Although a champion of health care access otherwise, Gov. John Bel Edwards has opposed abortion as long as he’s been in public life.

Yet last year the governor changed his tune, or added a few politically discordant notes anyway, once it became clear that the U.S. Supreme Court was about to reverse Roe v. Wade and make Louisiana’s "trigger" law, which theoretically outlawed almost all abortions, very real.

As lawmakers rushed last spring to double down on the abortion ban, Edwards said he hoped their new bill would include exceptions for victims of rape and incest — perhaps not a new position for him personally, but one he hadn’t previously pushed.

Legislators didn’t, and Edwards signed the bill anyway. But at least his change in emphasis if not heart acknowledged the tragic scenarios about to play out in a post-Roe Louisiana; he aimed to keep victims of violence, including young children, from being violated a second time.

Such compassion in the face of devastating situations would seem a natural response, even for those who reject freer access to abortion.

But it’s not in the nature of the Louisiana Legislature, we learned for sure last week.

With the ban now a reality, advocates for those seeking to slightly loosen the state’s harsh laws — with Edwards on board this time — tried one more time to get through to lawmakers on the subject.

They came to the Administration of Criminal Justice Committee last week armed with a poll showing that 70% of Louisiana voters join the governor in supporting rape and incest exceptions.

Some told deeply personal stories of trauma, including the sponsor of House Bill 346, state Rep. Delisha Boyd, D-New Orleans, who described how her own mother gave birth at 15 after having been raped by a 28-year-old man.

"My mother never recovered," Boyd said. "No one looked after my mother. No one looked out for me."

Others put such stories in the larger context.

“This is extremely dangerous. ... By forcing survivors who want abortions to give birth you are forcing them to forever be connected and controlled by their rapists,” Morgan Lamandre, president of the Sexual Trauma Awareness and Response organization, warned.

They sat through accusations that they were trying to use rape merely as “an excuse to legalize abortion,” as former state Rep. Woody Jenkins, a Baton Rouge Republican known for waving around plastic fetuses during earlier abortion debates, put it.

But their pleas got nothing but cold shoulders from the committee members themselves, and a 10-5 vote to keep things just the way they are.

It was a bad day all around for those who believe Louisiana’s approach is simply too harsh. Another rape and incest exemption went down 9-5, and several clarifying bills aimed at making sure that women having miscarriages or suffering other dangerous conditions can get treatment were pulled, destined to become hot potatoes offered to other committees that might give them a fair hearing.

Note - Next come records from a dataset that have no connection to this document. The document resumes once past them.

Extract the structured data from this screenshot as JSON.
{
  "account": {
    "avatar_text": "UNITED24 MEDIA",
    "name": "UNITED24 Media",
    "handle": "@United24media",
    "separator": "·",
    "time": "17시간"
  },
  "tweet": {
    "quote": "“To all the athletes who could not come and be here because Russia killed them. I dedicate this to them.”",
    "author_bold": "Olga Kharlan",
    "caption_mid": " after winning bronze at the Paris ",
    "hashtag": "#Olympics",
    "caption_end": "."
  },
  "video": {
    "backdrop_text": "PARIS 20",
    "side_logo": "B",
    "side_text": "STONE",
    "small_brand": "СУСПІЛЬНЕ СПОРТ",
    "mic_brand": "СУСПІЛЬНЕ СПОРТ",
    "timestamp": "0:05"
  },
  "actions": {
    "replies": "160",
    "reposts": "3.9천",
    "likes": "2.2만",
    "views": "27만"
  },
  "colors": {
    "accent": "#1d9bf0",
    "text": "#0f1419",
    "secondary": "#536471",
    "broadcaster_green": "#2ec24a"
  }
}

Part of a bill by state Rep. Aimee Adatto Freeman, D-New Orleans, could come back in watered-down form. Her original proposal, House Bill 522, would allow one doctor, not two, to attest that a pregnancy meets legal requirements for medical unviability before an emergency abortion can be performed; the two-provider requirement is a particular obstacle in the state’s rural medical deserts.

Likely dead for the session, though, is Freeman’s proposal to remove the prospect of imprisonment for providers, even though the poll by JMC Analytics found that 59% percent of voters interviewed oppose the provision, which has an obvious chilling effect.

New Orleans Health Director Jennifer Avegno, an emergency room physician, said on “60 Minutes” recently that the law has paralyzed care, but that providers and hospitals fear repercussions if they speak out. She highlighted a letter last year from Attorney General Jeff Landry, now a candidate to replace Edwards, noting that physicians who violate the ban could lose their medical licenses and their “liberty,” and rightly labeled it a "threat."

Providers and patients likely have even more to fear now that lawmakers have surveyed the post-Roe landscape and found it, by and large, acceptable. 

If the testimony and the polls won’t get them to show some compassion toward those navigating this treacherous new reality, I don’t know what will.